The proposed study shall be conducted in the Department of Conservative Dentistry & Endodontics, at Maulana Azad Institute of Dental Sciences, New Delhi on patients referred to the department for the management of their symptomatic carious permanent molar teeth.

A written informed consent (ANNEXURE II) will be obtained from all patients prior to procedure. A systematic approach of history taking, clinical and radiographic examination and pulp sensibility assessment (cold and EPT) will be done to formulate an appropriate diagnosis.

A.    Preparation of operative site

Local anaesthesia will be induced by the administration of 2% lignocaine with 1:80,000 epinephrine.  Calculus and debris will be removed from the tooth surface and subsequently isolated with a rubber dam. The tooth surface will be disinfected with gauze soaked in 5% sodium hypochlorite (NaOCl) prior to caries excavation.

Teeth that will meet the inclusion criteria will be treated with partial pulpotomy as per standardised protocol.

B.    Collection of pulpal blood sample

The cavity will be prepared using a sterile high-speed round bur under water coolant, whereas caries excavation will be performed using a slow-speed round bur. Haemorrhage on entering the pulp chamber confirmed the clinical diagnosis of a vital pulp. 100μL of blood from the exposed surface of the pulp was collected with a micropipette.

In addition, pulpal blood samples will also be collected from 10 non-carious teeth with a diagnosis of normal pulp and periapical tissue that required intentional root canal treatment for prosthetic reasons will also be  recruited in the study as controls for quantification of IL-8 in the healthy pulp.

C.    Transportation and Storage of blood sample

The pulpal blood samples will be immediately transferred from the micropipette to the Eppendorf tube

The samples will be stored at -80 ºC at the institute until it is transported to biochemistry laboratory for analysis. IL-8 assay will be done using ELISA.

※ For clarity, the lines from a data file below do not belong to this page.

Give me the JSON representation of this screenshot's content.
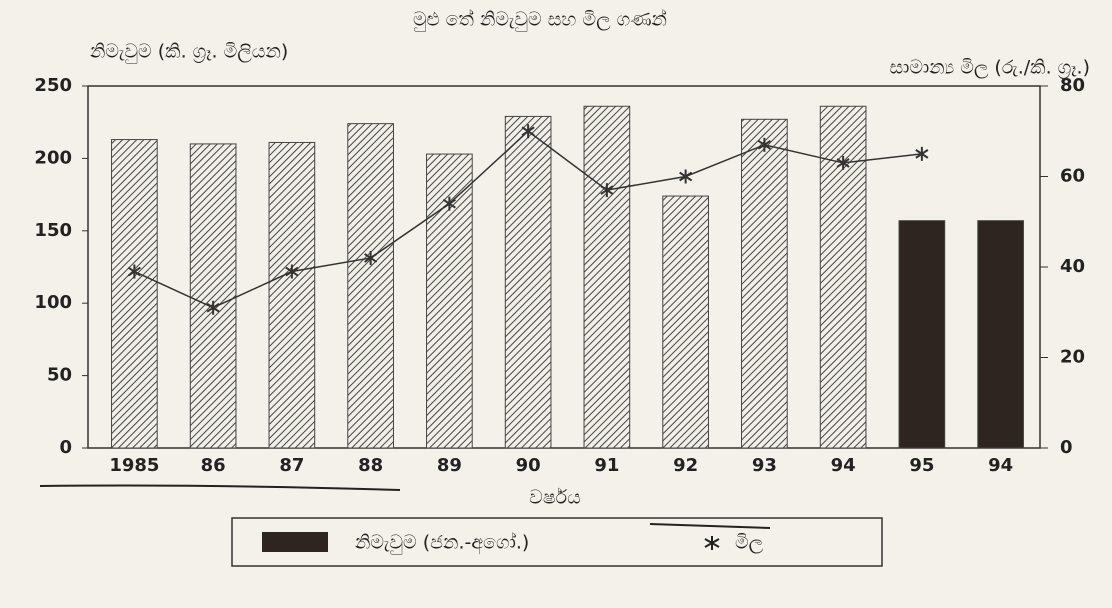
{
  "chart_data": {
    "type": "bar",
    "title": "මුළු තේ නිමැවුම සහ මිල ගණන්",
    "y_label": "නිමැවුම (කි. ග්‍රෑ. මිලියන)",
    "y2_label": "සාමාන්‍ය මිල (රු./කි. ග්‍රෑ.)",
    "x_label": "වර්ෂය",
    "categories": [
      "1985",
      "86",
      "87",
      "88",
      "89",
      "90",
      "91",
      "92",
      "93",
      "94",
      "95",
      "94"
    ],
    "series": [
      {
        "type": "bar",
        "color": "#555555",
        "hatch": true,
        "values": [
          213,
          210,
          211,
          224,
          203,
          229,
          236,
          174,
          227,
          236,
          null,
          null
        ]
      },
      {
        "type": "bar",
        "name": "නිමැවුම (ජන.-අගෝ.)",
        "color": "#2e2420",
        "values": [
          null,
          null,
          null,
          null,
          null,
          null,
          null,
          null,
          null,
          null,
          157,
          157
        ]
      },
      {
        "type": "line",
        "name": "මිල",
        "color": "#333333",
        "axis": "y2",
        "values": [
          39,
          31,
          39,
          42,
          54,
          70,
          57,
          60,
          67,
          63,
          65,
          null
        ]
      }
    ],
    "ylim": [
      0,
      250
    ],
    "yticks": [
      0,
      50,
      100,
      150,
      200,
      250
    ],
    "y2lim": [
      0,
      80
    ],
    "y2ticks": [
      0,
      20,
      40,
      60,
      80
    ],
    "grid": false,
    "legend": "bottom"
  }
}
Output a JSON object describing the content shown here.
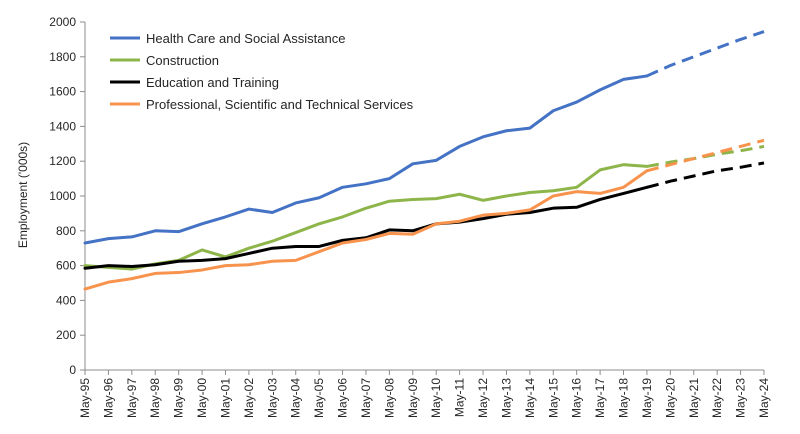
{
  "chart_data": {
    "type": "line",
    "title": "",
    "xlabel": "",
    "ylabel": "Employment ('000s)",
    "ylim": [
      0,
      2000
    ],
    "yticks": [
      0,
      200,
      400,
      600,
      800,
      1000,
      1200,
      1400,
      1600,
      1800,
      2000
    ],
    "grid": false,
    "legend_position": "top-left",
    "categories": [
      "May-95",
      "May-96",
      "May-97",
      "May-98",
      "May-99",
      "May-00",
      "May-01",
      "May-02",
      "May-03",
      "May-04",
      "May-05",
      "May-06",
      "May-07",
      "May-08",
      "May-09",
      "May-10",
      "May-11",
      "May-12",
      "May-13",
      "May-14",
      "May-15",
      "May-16",
      "May-17",
      "May-18",
      "May-19",
      "May-20",
      "May-21",
      "May-22",
      "May-23",
      "May-24"
    ],
    "projection_start": "May-19",
    "series": [
      {
        "name": "Health Care and Social Assistance",
        "color": "#4472C4",
        "values": [
          730,
          755,
          765,
          800,
          795,
          840,
          880,
          925,
          905,
          960,
          990,
          1050,
          1070,
          1100,
          1185,
          1205,
          1285,
          1340,
          1375,
          1390,
          1490,
          1540,
          1610,
          1670,
          1690,
          1750,
          1800,
          1850,
          1900,
          1945
        ]
      },
      {
        "name": "Construction",
        "color": "#8DB54A",
        "values": [
          600,
          590,
          580,
          610,
          630,
          690,
          650,
          700,
          740,
          790,
          840,
          880,
          930,
          970,
          980,
          985,
          1010,
          975,
          1000,
          1020,
          1030,
          1050,
          1150,
          1180,
          1170,
          1195,
          1215,
          1240,
          1260,
          1285
        ]
      },
      {
        "name": "Education and Training",
        "color": "#000000",
        "values": [
          585,
          600,
          595,
          605,
          625,
          630,
          640,
          670,
          700,
          710,
          710,
          745,
          760,
          805,
          800,
          840,
          850,
          870,
          895,
          905,
          930,
          935,
          980,
          1015,
          1050,
          1085,
          1115,
          1145,
          1165,
          1190
        ]
      },
      {
        "name": "Professional, Scientific and Technical Services",
        "color": "#F7934D",
        "values": [
          465,
          505,
          525,
          555,
          560,
          575,
          600,
          605,
          625,
          630,
          680,
          730,
          750,
          785,
          780,
          840,
          855,
          890,
          900,
          920,
          1000,
          1025,
          1015,
          1050,
          1145,
          1180,
          1215,
          1250,
          1285,
          1320
        ]
      }
    ]
  }
}
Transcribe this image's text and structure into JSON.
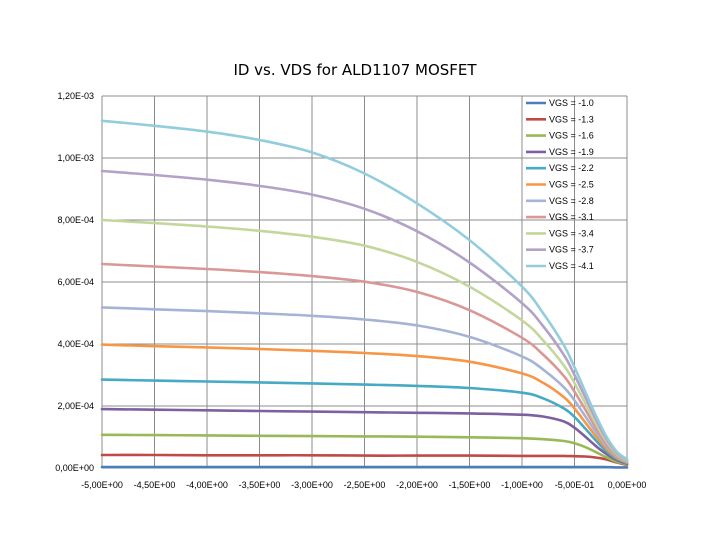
{
  "chart_data": {
    "type": "line",
    "title": "ID vs. VDS for ALD1107 MOSFET",
    "xlabel": "",
    "ylabel": "",
    "xlim": [
      -5,
      0
    ],
    "ylim": [
      0,
      0.0012
    ],
    "grid": true,
    "legend_position": "right",
    "x_ticks": [
      -5,
      -4.5,
      -4,
      -3.5,
      -3,
      -2.5,
      -2,
      -1.5,
      -1,
      -0.5,
      0
    ],
    "x_tick_labels": [
      "-5,00E+00",
      "-4,50E+00",
      "-4,00E+00",
      "-3,50E+00",
      "-3,00E+00",
      "-2,50E+00",
      "-2,00E+00",
      "-1,50E+00",
      "-1,00E+00",
      "-5,00E-01",
      "0,00E+00"
    ],
    "y_ticks": [
      0,
      0.0002,
      0.0004,
      0.0006,
      0.0008,
      0.001,
      0.0012
    ],
    "y_tick_labels": [
      "0,00E+00",
      "2,00E-04",
      "4,00E-04",
      "6,00E-04",
      "8,00E-04",
      "1,00E-03",
      "1,20E-03"
    ],
    "x": [
      -5,
      -4.5,
      -4,
      -3.5,
      -3,
      -2.5,
      -2,
      -1.5,
      -1,
      -0.8,
      -0.6,
      -0.5,
      -0.4,
      -0.3,
      -0.2,
      -0.1,
      0
    ],
    "series": [
      {
        "name": "VGS = -1.0",
        "color": "#4a7ebb",
        "values": [
          3e-06,
          3e-06,
          3e-06,
          3e-06,
          3e-06,
          3e-06,
          3e-06,
          3e-06,
          3e-06,
          3e-06,
          3e-06,
          3e-06,
          3e-06,
          3e-06,
          3e-06,
          2e-06,
          2e-06
        ]
      },
      {
        "name": "VGS = -1.3",
        "color": "#be4b48",
        "values": [
          4.2e-05,
          4.2e-05,
          4.1e-05,
          4.1e-05,
          4.1e-05,
          4e-05,
          4e-05,
          4e-05,
          3.9e-05,
          3.9e-05,
          3.9e-05,
          3.8e-05,
          3.7e-05,
          3.4e-05,
          2.8e-05,
          1.8e-05,
          1e-05
        ]
      },
      {
        "name": "VGS = -1.6",
        "color": "#98b954",
        "values": [
          0.000107,
          0.000106,
          0.000105,
          0.000104,
          0.000103,
          0.000102,
          0.000101,
          9.9e-05,
          9.6e-05,
          9.3e-05,
          8.7e-05,
          8e-05,
          6.8e-05,
          5.2e-05,
          3.5e-05,
          2e-05,
          1.2e-05
        ]
      },
      {
        "name": "VGS = -1.9",
        "color": "#7d60a0",
        "values": [
          0.00019,
          0.000188,
          0.000186,
          0.000184,
          0.000182,
          0.00018,
          0.000178,
          0.000176,
          0.000172,
          0.000166,
          0.00015,
          0.00013,
          0.000102,
          7.2e-05,
          4.6e-05,
          2.6e-05,
          1.4e-05
        ]
      },
      {
        "name": "VGS = -2.2",
        "color": "#46aac5",
        "values": [
          0.000285,
          0.000282,
          0.000279,
          0.000276,
          0.000273,
          0.000269,
          0.000265,
          0.000258,
          0.000243,
          0.000225,
          0.000192,
          0.000165,
          0.000128,
          9e-05,
          5.5e-05,
          3e-05,
          1.6e-05
        ]
      },
      {
        "name": "VGS = -2.5",
        "color": "#f79646",
        "values": [
          0.000398,
          0.000393,
          0.000389,
          0.000384,
          0.000378,
          0.000371,
          0.000361,
          0.000343,
          0.000305,
          0.000275,
          0.000228,
          0.000192,
          0.000148,
          0.000104,
          6.4e-05,
          3.4e-05,
          1.8e-05
        ]
      },
      {
        "name": "VGS = -2.8",
        "color": "#a5b3d4",
        "values": [
          0.000518,
          0.000512,
          0.000506,
          0.000499,
          0.000491,
          0.000479,
          0.00046,
          0.000423,
          0.00036,
          0.000318,
          0.00026,
          0.000218,
          0.000168,
          0.000118,
          7.2e-05,
          3.8e-05,
          2e-05
        ]
      },
      {
        "name": "VGS = -3.1",
        "color": "#d99795",
        "values": [
          0.000658,
          0.00065,
          0.000642,
          0.000632,
          0.000619,
          0.000601,
          0.000568,
          0.000509,
          0.00042,
          0.000366,
          0.000296,
          0.000246,
          0.00019,
          0.000132,
          8e-05,
          4.2e-05,
          2.2e-05
        ]
      },
      {
        "name": "VGS = -3.4",
        "color": "#c4d79b",
        "values": [
          0.0008,
          0.00079,
          0.000779,
          0.000765,
          0.000746,
          0.000717,
          0.000665,
          0.000585,
          0.000476,
          0.000412,
          0.00033,
          0.000274,
          0.00021,
          0.000146,
          8.8e-05,
          4.6e-05,
          2.4e-05
        ]
      },
      {
        "name": "VGS = -3.7",
        "color": "#b3a2c7",
        "values": [
          0.000958,
          0.000945,
          0.00093,
          0.00091,
          0.000882,
          0.000836,
          0.000764,
          0.000663,
          0.000532,
          0.000458,
          0.000364,
          0.0003,
          0.00023,
          0.00016,
          9.6e-05,
          5e-05,
          2.6e-05
        ]
      },
      {
        "name": "VGS = -4.1",
        "color": "#93cddd",
        "values": [
          0.00112,
          0.001104,
          0.001085,
          0.001058,
          0.001018,
          0.00095,
          0.000854,
          0.000735,
          0.000585,
          0.0005,
          0.000395,
          0.000325,
          0.000248,
          0.000172,
          0.000104,
          5.4e-05,
          2.8e-05
        ]
      }
    ]
  }
}
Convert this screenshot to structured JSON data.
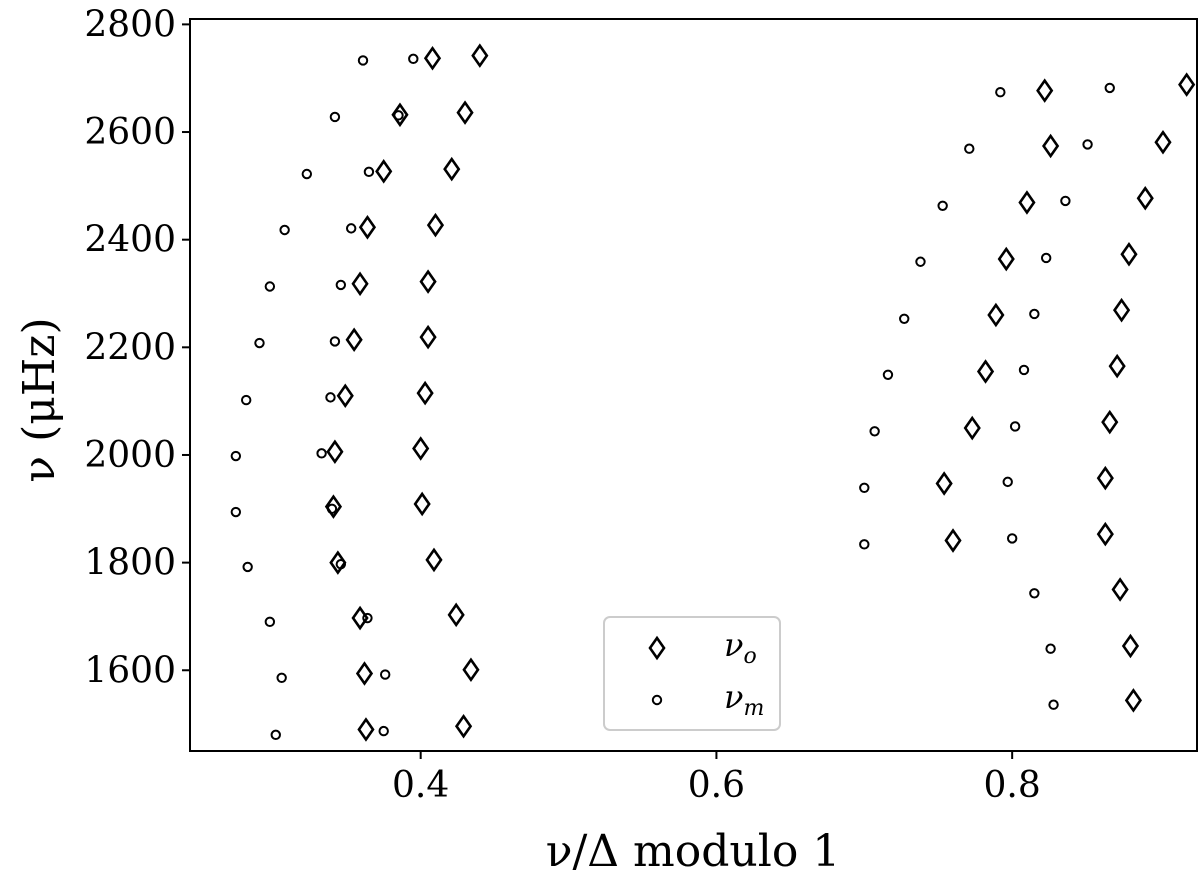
{
  "chart_data": {
    "type": "scatter",
    "xlabel": "ν/Δ modulo 1",
    "ylabel": "ν (μHz)",
    "xlim": [
      0.244,
      0.925
    ],
    "ylim": [
      1450,
      2810
    ],
    "xticks": [
      "0.4",
      "0.6",
      "0.8"
    ],
    "yticks": [
      "1600",
      "1800",
      "2000",
      "2200",
      "2400",
      "2600",
      "2800"
    ],
    "grid": false,
    "legend_position": "bottom-center",
    "legend": [
      {
        "symbol": "ν",
        "sub": "o",
        "marker": "diamond"
      },
      {
        "symbol": "ν",
        "sub": "m",
        "marker": "circle"
      }
    ],
    "series": [
      {
        "name": "νo",
        "marker": "diamond",
        "points": [
          [
            0.363,
            1490
          ],
          [
            0.429,
            1496
          ],
          [
            0.362,
            1594
          ],
          [
            0.434,
            1601
          ],
          [
            0.359,
            1697
          ],
          [
            0.424,
            1703
          ],
          [
            0.344,
            1800
          ],
          [
            0.409,
            1805
          ],
          [
            0.341,
            1904
          ],
          [
            0.401,
            1909
          ],
          [
            0.342,
            2006
          ],
          [
            0.4,
            2012
          ],
          [
            0.349,
            2110
          ],
          [
            0.403,
            2115
          ],
          [
            0.355,
            2214
          ],
          [
            0.405,
            2219
          ],
          [
            0.359,
            2318
          ],
          [
            0.405,
            2322
          ],
          [
            0.364,
            2423
          ],
          [
            0.41,
            2427
          ],
          [
            0.375,
            2527
          ],
          [
            0.421,
            2531
          ],
          [
            0.386,
            2632
          ],
          [
            0.43,
            2636
          ],
          [
            0.408,
            2737
          ],
          [
            0.44,
            2742
          ],
          [
            0.882,
            1544
          ],
          [
            0.88,
            1645
          ],
          [
            0.873,
            1750
          ],
          [
            0.76,
            1841
          ],
          [
            0.863,
            1853
          ],
          [
            0.754,
            1947
          ],
          [
            0.863,
            1957
          ],
          [
            0.773,
            2050
          ],
          [
            0.866,
            2061
          ],
          [
            0.782,
            2155
          ],
          [
            0.871,
            2165
          ],
          [
            0.789,
            2260
          ],
          [
            0.874,
            2269
          ],
          [
            0.796,
            2364
          ],
          [
            0.879,
            2373
          ],
          [
            0.81,
            2469
          ],
          [
            0.89,
            2477
          ],
          [
            0.826,
            2574
          ],
          [
            0.902,
            2581
          ],
          [
            0.822,
            2677
          ],
          [
            0.918,
            2688
          ]
        ]
      },
      {
        "name": "νm",
        "marker": "circle",
        "points": [
          [
            0.302,
            1480
          ],
          [
            0.375,
            1487
          ],
          [
            0.306,
            1586
          ],
          [
            0.376,
            1592
          ],
          [
            0.298,
            1690
          ],
          [
            0.364,
            1697
          ],
          [
            0.283,
            1792
          ],
          [
            0.346,
            1797
          ],
          [
            0.275,
            1894
          ],
          [
            0.34,
            1900
          ],
          [
            0.275,
            1998
          ],
          [
            0.333,
            2003
          ],
          [
            0.282,
            2102
          ],
          [
            0.339,
            2107
          ],
          [
            0.291,
            2208
          ],
          [
            0.342,
            2211
          ],
          [
            0.298,
            2313
          ],
          [
            0.346,
            2316
          ],
          [
            0.308,
            2418
          ],
          [
            0.353,
            2421
          ],
          [
            0.323,
            2522
          ],
          [
            0.365,
            2526
          ],
          [
            0.342,
            2628
          ],
          [
            0.385,
            2631
          ],
          [
            0.361,
            2733
          ],
          [
            0.395,
            2736
          ],
          [
            0.828,
            1536
          ],
          [
            0.826,
            1640
          ],
          [
            0.815,
            1743
          ],
          [
            0.7,
            1834
          ],
          [
            0.8,
            1845
          ],
          [
            0.7,
            1939
          ],
          [
            0.797,
            1950
          ],
          [
            0.707,
            2044
          ],
          [
            0.802,
            2053
          ],
          [
            0.716,
            2149
          ],
          [
            0.808,
            2158
          ],
          [
            0.727,
            2253
          ],
          [
            0.815,
            2262
          ],
          [
            0.738,
            2359
          ],
          [
            0.823,
            2366
          ],
          [
            0.753,
            2463
          ],
          [
            0.836,
            2472
          ],
          [
            0.771,
            2569
          ],
          [
            0.851,
            2577
          ],
          [
            0.792,
            2674
          ],
          [
            0.866,
            2682
          ]
        ]
      }
    ]
  }
}
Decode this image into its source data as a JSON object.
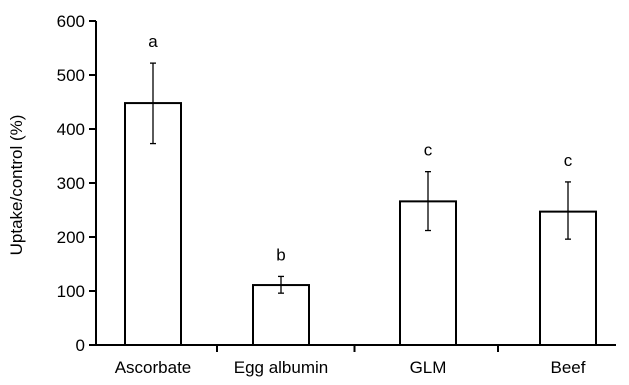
{
  "chart_data": {
    "type": "bar",
    "title": "",
    "xlabel": "",
    "ylabel": "Uptake/control (%)",
    "ylim": [
      0,
      600
    ],
    "yticks": [
      0,
      100,
      200,
      300,
      400,
      500,
      600
    ],
    "grid": false,
    "legend": "none",
    "categories": [
      "Ascorbate",
      "Egg albumin",
      "GLM",
      "Beef"
    ],
    "values": [
      448,
      111,
      266,
      247
    ],
    "error_low": [
      373,
      96,
      212,
      196
    ],
    "error_high": [
      522,
      127,
      321,
      302
    ],
    "annotations": [
      "a",
      "b",
      "c",
      "c"
    ],
    "bar_fill": "#ffffff",
    "bar_stroke": "#000000"
  }
}
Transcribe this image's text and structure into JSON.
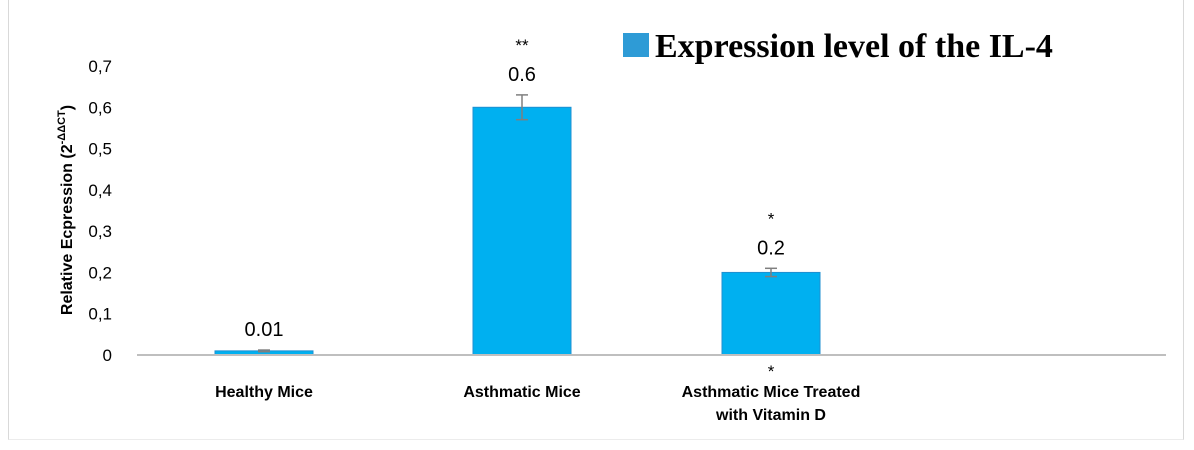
{
  "chart_data": {
    "type": "bar",
    "categories": [
      [
        "Healthy Mice"
      ],
      [
        "Asthmatic Mice"
      ],
      [
        "Asthmatic Mice Treated",
        "with Vitamin D"
      ]
    ],
    "series": [
      {
        "name": "Expression level of the IL-4",
        "values": [
          0.01,
          0.6,
          0.2
        ],
        "errors": [
          0.002,
          0.03,
          0.01
        ]
      }
    ],
    "data_labels": [
      "0.01",
      "0.6",
      "0.2"
    ],
    "significance": [
      {
        "above": "",
        "below": ""
      },
      {
        "above": "**",
        "below": ""
      },
      {
        "above": "*",
        "below": "*"
      }
    ],
    "ylabel": "Relative Ecpression (2",
    "ylabel_superscript": "-ΔΔCT",
    "ylabel_suffix": ")",
    "ylim": [
      0,
      0.7
    ],
    "yticks": [
      "0",
      "0,1",
      "0,2",
      "0,3",
      "0,4",
      "0,5",
      "0,6",
      "0,7"
    ],
    "grid": false,
    "legend_position": "top-right",
    "colors": {
      "bar": "#00b0f0",
      "bar_edge": "#1f8fd0",
      "legend_swatch": "#2e9bd6",
      "axis": "#bfbfbf",
      "errorbar": "#7f7f7f"
    }
  }
}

A.    Partial Pulpotomy procedure

Approximately 2-3 mm of pulpal tissue underneath the exposure site will be amputated using a sterile high-speed round bur. The pulp wound will be flushed with 5ml of 2.5%-3% sodium hypochlorite and the bleeding will be controlled with a sterile cotton pellet moistened with 2.5%-3% sodium hypochlorite for 5 minutes and will be repeated if required up to 15 minutes. Time to achieve haemostasis will be recorded using a stopwatch by another investigator.

If the bleeding cannot be controlled within 15 minutes, the treated tooth will be considered a failure and excluded from the study and further treated by full pulpotomy or root canal treatment.

Biodentine will be mixed according to manufacturers’ instructions and then placed in a 2-3 mm thick layer above the pulp tissue using an amalgam carrier and gently packed using a condenser. After 12 min of waiting for initial setting, a 2-3 mm layer of RMGIC will be placed over the Biodentine and light-cured for 20 seconds. The remaining cavity will be selectively etched with 37% phosphoric acid for 30 seconds and rinsed. The bonding agent will be applied to the cavity with a microbrush brush, agitated for 20 seconds, and light-cured. The cavity will be restored with posterior composite resin and an immediate postoperative radiograph will be taken as a baseline data for further future evaluation.

B.    Follow up assessment

Patients will be called up for clinical (visual inspection, mobility testing, and pulp testing) and radiographic examination after 3 months and 6 months.

Clinical success criteria consists of :

·       Absence of spontaneous pain and pain during mastication,

·       Absence of swelling, sinus tract and fistula

·       Negative response to apical palpation and axial percussion.

Radiographic success criteria consists of:

·       No periapical or furcation changes.

·       Absence of internal and/or external root resorption.